Estando en Italia, allá por 1.822, el año de la muerte de su amigo Shelley, se unió al Comité Griego, fundado en Londres, desde donde se recaudaba fondos y voluntades para la lucha por la independencia helena y en Julio de 1.823 se embarcó en Génova, a bordo del “Hércules”, con un enorme equipaje de libros y trajes de guerra, y acompañado de sus sirvientes, sus caballos y sus perros. Iba a protagonizar su gran hazaña, a ser antes hombre de acción que hombre de letras. Tenía treinta y cinco años. Con él viajaba también su revolucionario amigo Pietro Gamba, así como un efebo griego que convenía a sus nuevas tendencias sexuales. En Agosto de ese año, el “Hércules” atracaba en Cefalonia, una isla griega del mar Jónico, y decidía quedarse allí un tiempo, para reflexionar sobre cual habría de ser su papel en la lucha. Nadaba y montaba a caballo. Visitó la vecina isla de Ítaca, la patria de Ulises, donde los lugareños aún cuentan que enamoró a una joven muchacha y que el padre le echó de la isla a punta de escopeta. En Enero de 1.824 cruzó al continente, a Missolonghi, para unirse al príncipe rebelde Maurocardatos. Fue un tiempo feliz para Byron. Aunque se lamentaba de las luchas internas que dividían a los revolucionarios griegos, ocupó todos sus esfuerzos en organizar una tropa de seiscientos mercenarios a los que debía armar y mantener a su costa. Maurocardatos le había encargado conquistar una fortaleza turca que dominaba el golfo de Lepanto, y Byron se aplicó a la tarea con todas sus energías y parte de su fortuna. Al fin iba a ser soldado por una causa justa. Algunos de los disparatados uniformes que él mismo se diseñó figuran en los grabados de la época.

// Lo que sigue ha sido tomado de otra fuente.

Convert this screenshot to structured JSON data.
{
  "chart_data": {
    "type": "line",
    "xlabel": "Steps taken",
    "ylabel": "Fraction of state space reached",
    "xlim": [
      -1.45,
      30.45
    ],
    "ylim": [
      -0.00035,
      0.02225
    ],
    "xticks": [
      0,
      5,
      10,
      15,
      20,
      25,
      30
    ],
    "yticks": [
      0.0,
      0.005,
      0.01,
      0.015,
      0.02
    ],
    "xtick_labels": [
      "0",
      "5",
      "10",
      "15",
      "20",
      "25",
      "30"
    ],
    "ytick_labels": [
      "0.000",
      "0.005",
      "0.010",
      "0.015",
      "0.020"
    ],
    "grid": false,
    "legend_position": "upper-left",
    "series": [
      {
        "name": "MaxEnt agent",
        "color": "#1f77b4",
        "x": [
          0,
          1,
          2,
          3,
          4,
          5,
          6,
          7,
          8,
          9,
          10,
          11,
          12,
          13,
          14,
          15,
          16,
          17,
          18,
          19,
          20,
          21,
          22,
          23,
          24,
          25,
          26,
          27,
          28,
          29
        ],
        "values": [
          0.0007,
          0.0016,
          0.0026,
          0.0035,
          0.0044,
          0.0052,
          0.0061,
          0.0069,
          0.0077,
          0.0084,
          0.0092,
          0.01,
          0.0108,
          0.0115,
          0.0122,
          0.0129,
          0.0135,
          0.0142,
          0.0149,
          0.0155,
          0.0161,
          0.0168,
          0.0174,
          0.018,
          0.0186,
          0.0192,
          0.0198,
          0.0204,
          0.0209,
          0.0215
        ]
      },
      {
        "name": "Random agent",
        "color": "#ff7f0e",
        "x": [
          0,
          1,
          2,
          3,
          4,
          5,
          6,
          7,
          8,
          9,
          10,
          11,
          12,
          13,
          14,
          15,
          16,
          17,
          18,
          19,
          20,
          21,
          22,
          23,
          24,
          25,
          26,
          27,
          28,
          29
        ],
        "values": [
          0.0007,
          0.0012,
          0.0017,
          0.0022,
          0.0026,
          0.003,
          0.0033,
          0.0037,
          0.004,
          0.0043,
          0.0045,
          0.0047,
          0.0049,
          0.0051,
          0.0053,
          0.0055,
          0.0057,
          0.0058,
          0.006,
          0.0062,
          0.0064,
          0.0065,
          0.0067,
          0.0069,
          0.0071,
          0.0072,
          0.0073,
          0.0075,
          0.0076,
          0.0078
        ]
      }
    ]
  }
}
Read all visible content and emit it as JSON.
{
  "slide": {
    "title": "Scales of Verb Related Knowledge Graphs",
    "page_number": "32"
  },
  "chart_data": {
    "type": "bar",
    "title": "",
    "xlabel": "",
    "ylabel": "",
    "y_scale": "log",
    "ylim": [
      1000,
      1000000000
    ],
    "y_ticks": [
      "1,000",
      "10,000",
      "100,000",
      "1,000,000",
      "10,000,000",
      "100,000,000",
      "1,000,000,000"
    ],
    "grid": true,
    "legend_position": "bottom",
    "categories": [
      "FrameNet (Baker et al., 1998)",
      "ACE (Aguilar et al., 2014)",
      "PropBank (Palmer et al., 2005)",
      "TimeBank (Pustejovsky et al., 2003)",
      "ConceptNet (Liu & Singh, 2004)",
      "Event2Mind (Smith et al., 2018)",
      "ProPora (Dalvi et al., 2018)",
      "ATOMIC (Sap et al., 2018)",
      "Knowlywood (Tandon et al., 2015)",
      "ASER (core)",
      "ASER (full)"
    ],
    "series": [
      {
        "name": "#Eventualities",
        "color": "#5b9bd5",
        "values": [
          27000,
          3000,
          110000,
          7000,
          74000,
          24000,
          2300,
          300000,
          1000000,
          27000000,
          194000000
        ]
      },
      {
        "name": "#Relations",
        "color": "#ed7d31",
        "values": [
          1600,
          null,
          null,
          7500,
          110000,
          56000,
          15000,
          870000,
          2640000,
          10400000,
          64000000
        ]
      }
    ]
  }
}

Pero en Missolonghi llovía con frecuencia aquel invierno y los pantanos estaban repletos de mosquitos. Byron contrajo fiebres en Enero y a finales de ese mes, el día en que cumplía treinta y seis años, el romántico lord escribió uno de sus últimos poemas. Tenía el aire de un epitafio: “¡La espada, la bandera y la campaña, veo a mi alrededor la Gloria y Grecia! La tierra de la muerte honrosa está aquí:¡sube al campo y entrega tu aliento! Busca la tumba, a menudo buscada y no encontrada, de un soldado; para ti, la mejor. Luego, mira a tu alrededor, y elige el sitio, y entrégate al descanso”. Se repuso, a pesar de todo, y siguió organizando su tropa para tomar Lepanto. Le acometieron nuevas fiebres, pero el nueve de Abril, bajo la lluvia, volvió a cabalgar. Y bajó del caballo a la cama para no levantarse nunca. Los médicos, contra su voluntad, le aplicaron sangrías con el uso de sanguijuelas. Se iba debilitando cada vez más. El diecinueve de Abril, antes de entrar en coma, gritó:” ¡Los doctores me han asesinado!”. Al expirar, sonaron en Missolonghi salvas de artillería durante veinticuatro horas, y las campanas de muchos pueblos griegos tocaron a duelo…”Si añoras tu juventud, ¿por qué vivir?, había escrito unos meses antes.